Accelerating SARS-CoV-2 low frequency variant calling on ultra deep sequencing datasets

TL;DR

This paper improves the LoFreq algorithm for detecting low-frequency SARS-CoV-2 variants in ultra-deep sequencing data by enhancing its speed and parallel processing capabilities, facilitating more efficient analysis of high-coverage genomes.

Contribution

The paper introduces specific modifications to LoFreq that significantly accelerate its runtime and simplify its parallel execution, enabling better handling of ultra-deep sequencing datasets.

Findings

Enhanced runtime performance of LoFreq

Simplified multithreading and cluster distribution

Improved detection of low-frequency variants

Abstract

With recent advances in sequencing technology it has become affordable and practical to sequence genomes to very high depth-of-coverage, allowing researchers to discover low-frequency variants in the genome.

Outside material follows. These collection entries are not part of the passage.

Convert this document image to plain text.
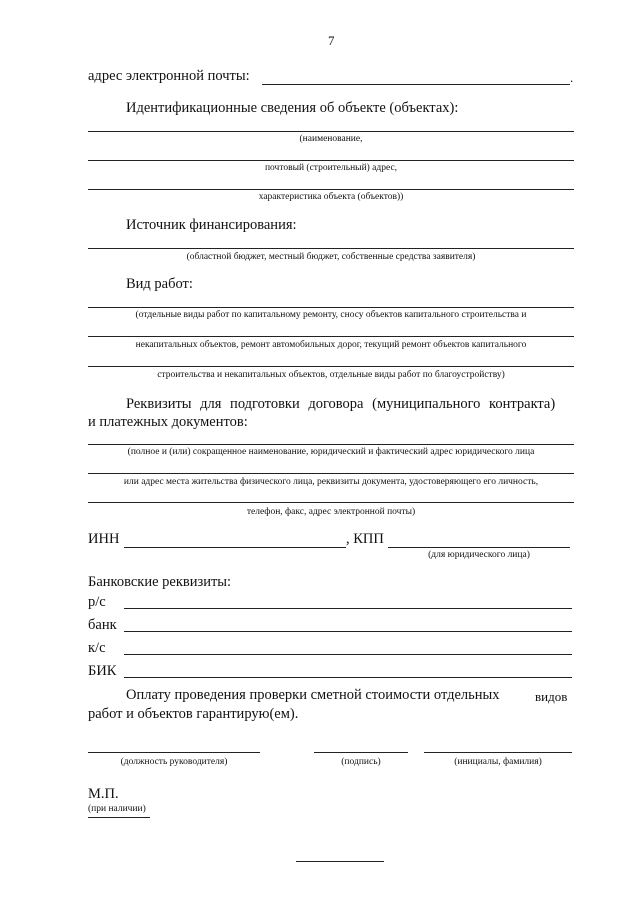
7
адрес электронной почты:	.
Идентификационные сведения об объекте (объектах):
(наименование,
почтовый (строительный) адрес,
характеристика объекта (объектов))
Источник финансирования:
(областной бюджет, местный бюджет, собственные средства заявителя)
Вид работ:
(отдельные виды работ по капитальному ремонту, сносу объектов капитального строительства и
некапитальных объектов, ремонт автомобильных дорог, текущий ремонт объектов капитального
строительства и некапитальных объектов, отдельные виды работ по благоустройству)
Реквизиты для подготовки договора (муниципального контракта)
и платежных документов:
(полное и (или) сокращенное наименование, юридический и фактический адрес юридического лица
или адрес места жительства физического лица, реквизиты документа, удостоверяющего его личность,
телефон, факс, адрес электронной почты)
ИНН	, КПП
(для юридического лица)
Банковские реквизиты:
р/с
банк
к/с
БИК
Оплату проведения проверки сметной стоимости отдельных	видов
работ и объектов гарантирую(ем).
(должность руководителя)	(подпись)	(инициалы, фамилия)
М.П.
(при наличии)
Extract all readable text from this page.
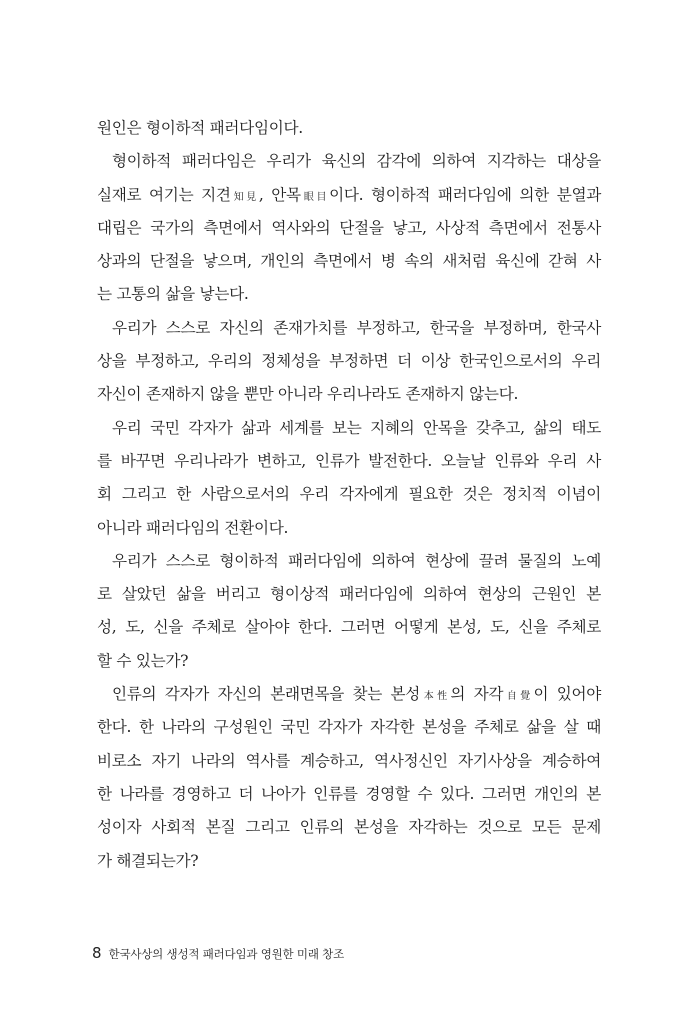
원인은 형이하적 패러다임이다.
형이하적 패러다임은 우리가 육신의 감각에 의하여 지각하는 대상을
실재로 여기는 지견知見, 안목眼目이다. 형이하적 패러다임에 의한 분열과
대립은 국가의 측면에서 역사와의 단절을 낳고, 사상적 측면에서 전통사
상과의 단절을 낳으며, 개인의 측면에서 병 속의 새처럼 육신에 갇혀 사
는 고통의 삶을 낳는다.
우리가 스스로 자신의 존재가치를 부정하고, 한국을 부정하며, 한국사
상을 부정하고, 우리의 정체성을 부정하면 더 이상 한국인으로서의 우리
자신이 존재하지 않을 뿐만 아니라 우리나라도 존재하지 않는다.
우리 국민 각자가 삶과 세계를 보는 지혜의 안목을 갖추고, 삶의 태도
를 바꾸면 우리나라가 변하고, 인류가 발전한다. 오늘날 인류와 우리 사
회 그리고 한 사람으로서의 우리 각자에게 필요한 것은 정치적 이념이
아니라 패러다임의 전환이다.
우리가 스스로 형이하적 패러다임에 의하여 현상에 끌려 물질의 노예
로 살았던 삶을 버리고 형이상적 패러다임에 의하여 현상의 근원인 본
성, 도, 신을 주체로 살아야 한다. 그러면 어떻게 본성, 도, 신을 주체로
할 수 있는가?
인류의 각자가 자신의 본래면목을 찾는 본성本性의 자각自覺이 있어야
한다. 한 나라의 구성원인 국민 각자가 자각한 본성을 주체로 삶을 살 때
비로소 자기 나라의 역사를 계승하고, 역사정신인 자기사상을 계승하여
한 나라를 경영하고 더 나아가 인류를 경영할 수 있다. 그러면 개인의 본
성이자 사회적 본질 그리고 인류의 본성을 자각하는 것으로 모든 문제
가 해결되는가?
8 한국사상의 생성적 패러다임과 영원한 미래 창조
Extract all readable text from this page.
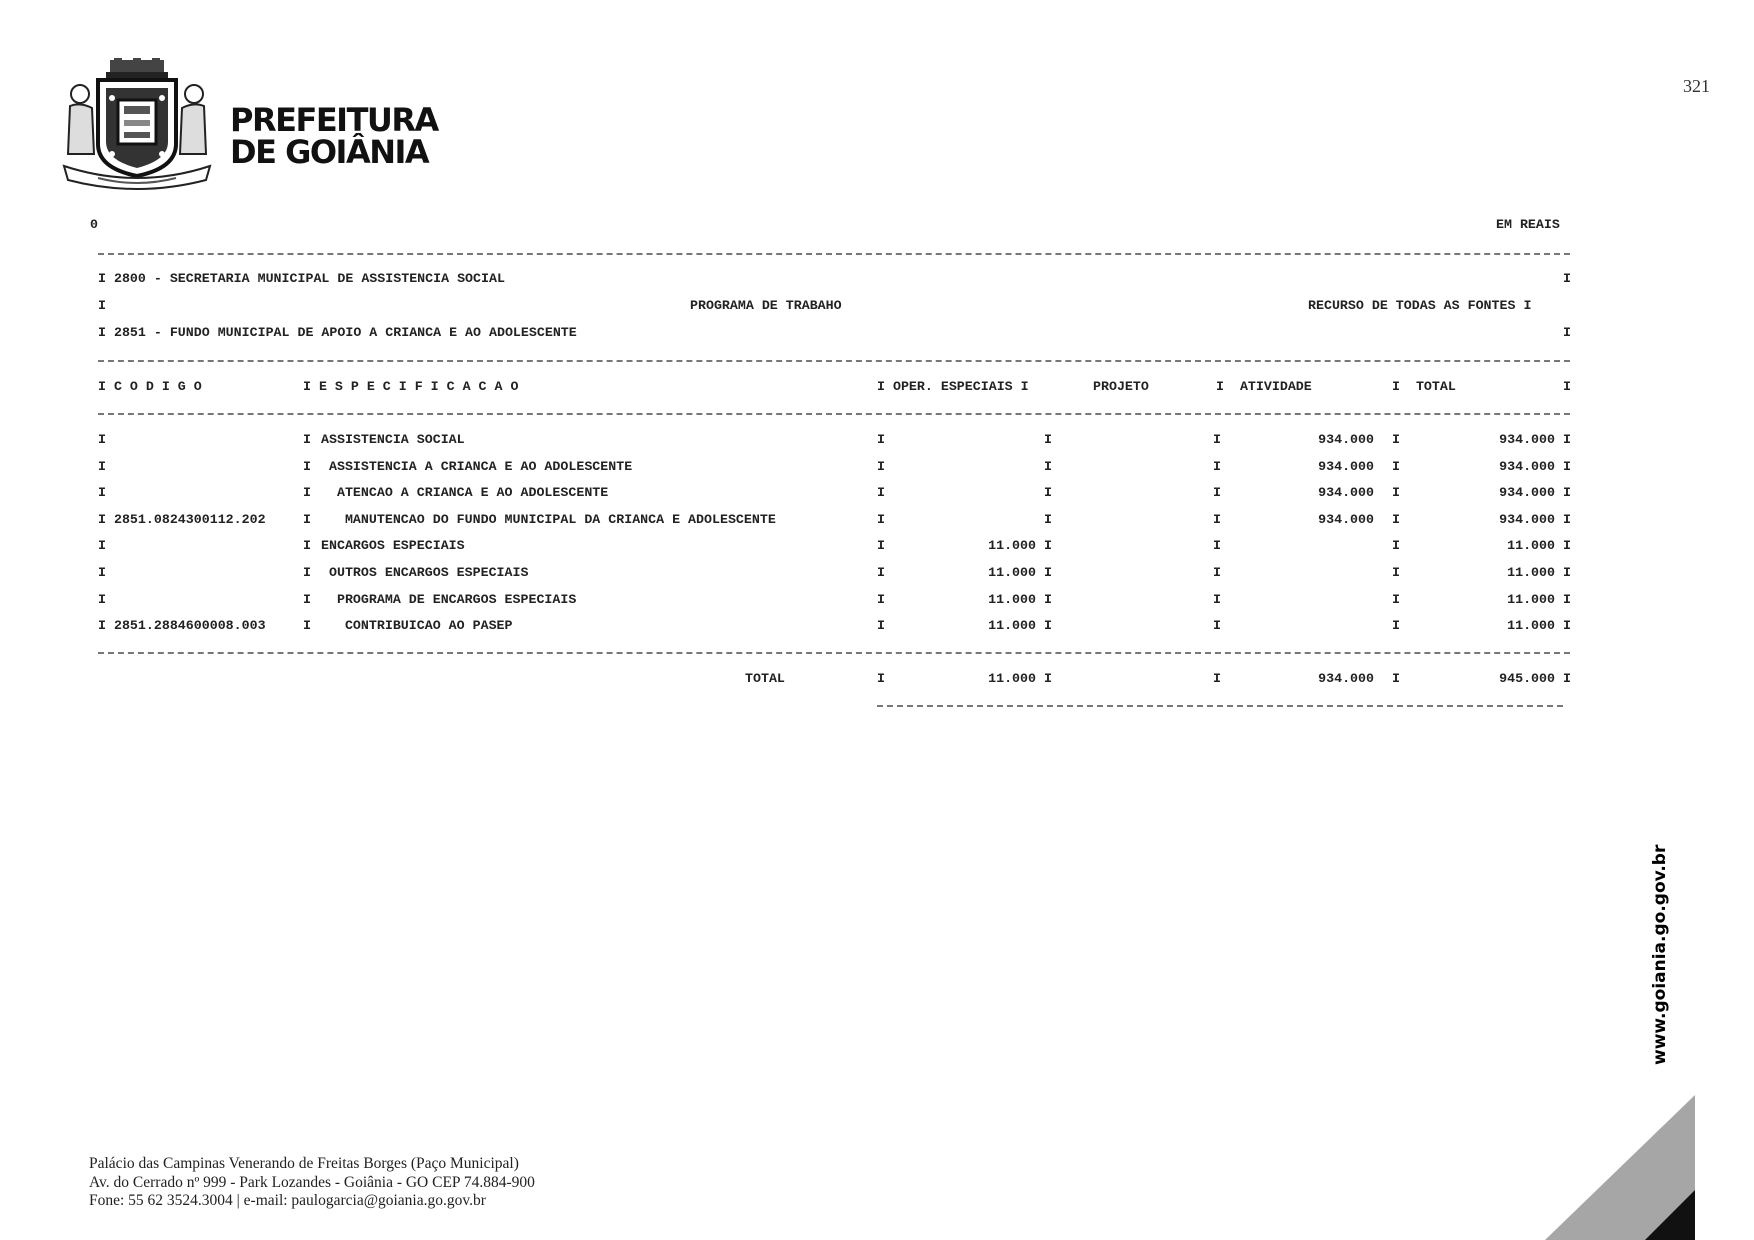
321
PREFEITURA
DE GOIÂNIA
0	EM REAIS
I 2800 - SECRETARIA MUNICIPAL DE ASSISTENCIA SOCIAL	I
I	PROGRAMA DE TRABAHO	RECURSO DE TODAS AS FONTES I
I 2851 - FUNDO MUNICIPAL DE APOIO A CRIANCA E AO ADOLESCENTE	I
I C O D I G O	I E S P E C I F I C A C A O	I OPER. ESPECIAIS I	PROJETO	I  ATIVIDADE	I  TOTAL	I
I	I ASSISTENCIA SOCIAL	I	I	I	934.000 I	934.000 I
I	I ASSISTENCIA A CRIANCA E AO ADOLESCENTE	I	I	I	934.000 I	934.000 I
I	I ATENCAO A CRIANCA E AO ADOLESCENTE	I	I	I	934.000 I	934.000 I
I 2851.0824300112.202	I MANUTENCAO DO FUNDO MUNICIPAL DA CRIANCA E ADOLESCENTE	I	I	I	934.000 I	934.000 I
I	I ENCARGOS ESPECIAIS	I	11.000 I	I	I	11.000 I
I	I OUTROS ENCARGOS ESPECIAIS	I	11.000 I	I	I	11.000 I
I	I PROGRAMA DE ENCARGOS ESPECIAIS	I	11.000 I	I	I	11.000 I
I 2851.2884600008.003	I CONTRIBUICAO AO PASEP	I	11.000 I	I	I	11.000 I
TOTAL	I	11.000 I	I	934.000 I	945.000 I
www.goiania.go.gov.br
Palácio das Campinas Venerando de Freitas Borges (Paço Municipal)
Av. do Cerrado nº 999 - Park Lozandes - Goiânia - GO CEP 74.884-900
Fone: 55 62 3524.3004 | e-mail: paulogarcia@goiania.go.gov.br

However, due to the errors in sequencing it is an active area of research to develop algorithms that can separate noise from the true variants. LoFreq is a state of the art algorithm for low-frequency variant detection but has a relatively long runtime compared to other tools. In addition to this, the interface for running in parallel could be simplified, allowing for multithreading as well as distributing jobs to a cluster. In this work we describe some specific contributions to LoFreq that remedy these issues.